5. Learned Counsel for the respondent supported the findings recorded by the Commissioner in the impugned order. He submitted that the provision of service by “Insurance Agents” alone is liable to be discharged, under the ‘reverse charge mechanism’ and that services rendered by any person, even if otherwise taxable, is not the responsibility of the recipient of the service. He further submitted that though the tax is levied on services rendered by other entities like actuary, intermediary and insurance intermediary, the legislature was specific in prescribing ‘reverse charge mechanism’ for services rendered by insurance agent alone which should illuminate the stand of the respondent. He stated that the ‘lead generators’ were appointed by the respondent under Clause (vi) of Sub Regulation (1) of Regulation 10 of Insurance Regulatory and Development Authority (Insurance Advertisement and Disclosure) Regulation 2000 which was in effect during the period in dispute, but stood amended vide order dated 12.08.2012 of IRDA, which led to discontinuance of resort to such a channel from July 2012. Learned Counsel also submitted that they had paid service tax amounting to Rs.51,95,73,793/- in cash during the investigation and claimed the beneficial effect of revenue neutrality. He further submitted that mere failure to declare does not suffice to establish willful mis-declaration or willful suppression in the absence of some deliberate act of omission or commission with such intent and that they were under the bonafide belief that service tax is not payable by them on reverse charge since the ‘lead generators’ are not ‘insurance agents’. He further submitted that as per proviso to Section 73(1) the demand for extended period can be raised for a period of five years from the relevant date, but in their case the show cause notice was received by them on 24.04.2014 i.e. after the expiry of five years from the relevant date. According to him, since the show cause notice has been issued subsequent to 23.04.2014 and with even part of the demand of Rs.13,90,64,526/- for the period from October 2008 to March 2009 being beyond the extended period, the same was liable to be set aside.
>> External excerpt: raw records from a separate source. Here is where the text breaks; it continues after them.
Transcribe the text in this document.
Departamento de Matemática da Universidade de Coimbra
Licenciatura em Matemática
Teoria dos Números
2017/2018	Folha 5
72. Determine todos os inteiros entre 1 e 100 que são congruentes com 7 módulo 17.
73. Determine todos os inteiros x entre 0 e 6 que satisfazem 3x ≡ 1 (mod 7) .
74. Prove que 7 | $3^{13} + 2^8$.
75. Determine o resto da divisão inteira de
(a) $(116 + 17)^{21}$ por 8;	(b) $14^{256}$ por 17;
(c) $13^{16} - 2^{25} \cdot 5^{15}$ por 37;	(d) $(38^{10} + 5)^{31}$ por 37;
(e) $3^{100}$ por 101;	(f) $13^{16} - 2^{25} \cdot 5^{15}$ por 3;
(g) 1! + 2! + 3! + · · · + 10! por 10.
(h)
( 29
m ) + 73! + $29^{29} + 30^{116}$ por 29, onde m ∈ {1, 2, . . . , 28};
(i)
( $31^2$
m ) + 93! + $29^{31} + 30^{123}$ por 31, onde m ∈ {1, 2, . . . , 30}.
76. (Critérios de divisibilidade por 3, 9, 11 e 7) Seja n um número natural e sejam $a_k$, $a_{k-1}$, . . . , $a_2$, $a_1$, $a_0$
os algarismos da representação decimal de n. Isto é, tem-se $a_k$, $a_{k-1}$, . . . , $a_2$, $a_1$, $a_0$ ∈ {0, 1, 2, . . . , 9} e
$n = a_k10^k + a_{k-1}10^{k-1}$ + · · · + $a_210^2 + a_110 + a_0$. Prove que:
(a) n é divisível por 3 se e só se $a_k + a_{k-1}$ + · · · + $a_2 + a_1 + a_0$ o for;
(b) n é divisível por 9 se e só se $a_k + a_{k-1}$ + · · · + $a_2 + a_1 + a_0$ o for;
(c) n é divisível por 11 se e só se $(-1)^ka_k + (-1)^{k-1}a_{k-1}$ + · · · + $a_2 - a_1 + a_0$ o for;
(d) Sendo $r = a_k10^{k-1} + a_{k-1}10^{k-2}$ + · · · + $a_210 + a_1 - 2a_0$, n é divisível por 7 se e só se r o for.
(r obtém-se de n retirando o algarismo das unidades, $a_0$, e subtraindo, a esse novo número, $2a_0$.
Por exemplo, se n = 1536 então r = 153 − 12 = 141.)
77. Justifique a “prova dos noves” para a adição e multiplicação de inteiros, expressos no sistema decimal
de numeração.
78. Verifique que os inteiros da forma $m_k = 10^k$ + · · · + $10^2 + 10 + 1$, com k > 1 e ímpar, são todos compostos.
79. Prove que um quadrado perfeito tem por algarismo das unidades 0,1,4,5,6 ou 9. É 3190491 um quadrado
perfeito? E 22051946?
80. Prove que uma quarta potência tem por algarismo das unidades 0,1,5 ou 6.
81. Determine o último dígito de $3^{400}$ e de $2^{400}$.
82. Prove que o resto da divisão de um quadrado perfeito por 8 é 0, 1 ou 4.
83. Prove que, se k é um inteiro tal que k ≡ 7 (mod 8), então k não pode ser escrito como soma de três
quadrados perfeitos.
6. We find that the tax liability in the show cause notice was proposed to be fastened on the recipient of service i.e. Reliance Nippon Life Insurance Co. Ltd. Section 68 of the Finance Act, 1994 enables the Central Government to notify the taxable service, and also for tax to be paid by such person and in the manner prescribed in deviation from the normal scheme of discharge of tax liability by the provider of service. Rule 2(d) of Service Tax Rules, 1994 places burden, inter alia, on the recipient of the service in relation to service provided, or agreed to be provided, by an insurance agent to any person carrying on insurance business. It would, therefore, appear that Revenue was intent on bringing all activities pertaining to life insurance, in which the recipient had made over consideration to any other person, within the scope of section 65(105)(zy) of Finance Act, 1994 i.e.

‘“taxable service” means any service provided or to be provided

(zy) to a policy holder or any person or insurer, including re-insurer by an actuary, or intermediary or insurance intermediary or insurance agent, in relation to insurance auxiliary services concerning life insurance business;’

7. The provider of the service covered by the reverse charge mechanism is ‘insurance agent’ which, in turn, has been defined along with ‘intermediary or insurance intermediary’ under section 65(54) and section 65(56) of Finance Act, 1994 to have the meaning assigned under section 2(10) of Insurance Act, 1938 and section 2(1)(j) of Insurance Regulatory and Development Authority Act, 1999. Insurance Act, 1938 is very clear as to the scope of coverage in the definition of ‘insurance agent’; such ‘insurance agents’ are indeed deployed by the respondent in the present dispute. It must be borne in mind that the Act of 1938 was enacted to regulate the insurance business as it subsisted in those days, which continue to be so for decades. With the opening up of the insurance sector to non-governmental promoters, the business model altered substantially and certain other links in the channel of distribution was brought into existence. The contentions of Revenue in their oral submission is that all these are ‘insurance agents’ and hence the sovereign legislature adopted that definition with intent to bring in all of these within the ambit of section 65(105)(zy) of Finance Act, 1994. We are unable to agree with this perception as the definition of ‘agent’ need not have adopted an existing definition, pertaining to an era of limited entities in a distribution channel but could have provided a more comprehensive description. We are not convinced by the suggestion that the regularization of a policy serviced by a person who was not licenced under the Insurance Act, 1938 through levy of penalty would permit us to apply the logic backwardly to bring canvassers, not designated as agents, of regular policies within the meaning of ‘agent’. A simpler, and less doubtful, definition would be sufficed if that was indeed the legislative intent.

8. The extract of a sample agreement entered into between the respondent and the ‘lead generator’ makes it amply clear that their function is limited to marketing of the product whereas an ‘insurance agent’ acts in place of the insurance company in so far as the policyholder is concerned. This is not to disclaim the scope of coverage of the service provided by ‘lead generator’ under any other head of taxable service. To the extent that the burden to discharge the tax liability is not specifically transferred to the present respondent as recipient under any other taxable services, the show cause notice would fail as rightly held in the impugned order.

9. The transfer of burden of discharge to the service recipient within section 68 of Finance Act, 1994 is specific and limited without scope for extending beyond the few transactions listed in rule 2(d)(i) of Service Tax Rules, 1994. The Central Board of Excise and Customs, vide instruction no. 137/21/2011-ST dated 15th April 2013, has clarified, in the context of certain levies under Finance Act, 1994, which had a reference to some other laws for the purpose of definition that the scope of such indirect definitions would not extend beyond the specific content of those definitions. It is, therefore, reasonable to surmise that the claim of the Learned Authorised Representative that the Finance Act, 1994 has been aligned entirely with the Insurance Act, 1938 is too farfetched for us to place reliance upon.

10. For the above reasons, we find that the service rendered by ‘lead generator’ is not that of an ‘insurance agent’ and, consequently, the commission paid by respondent to such entities are not liable to be included in the assessable value of the respondent for discharge of tax liability under Finance Act, 1994.

11. The appeal is, therefore, dismissed.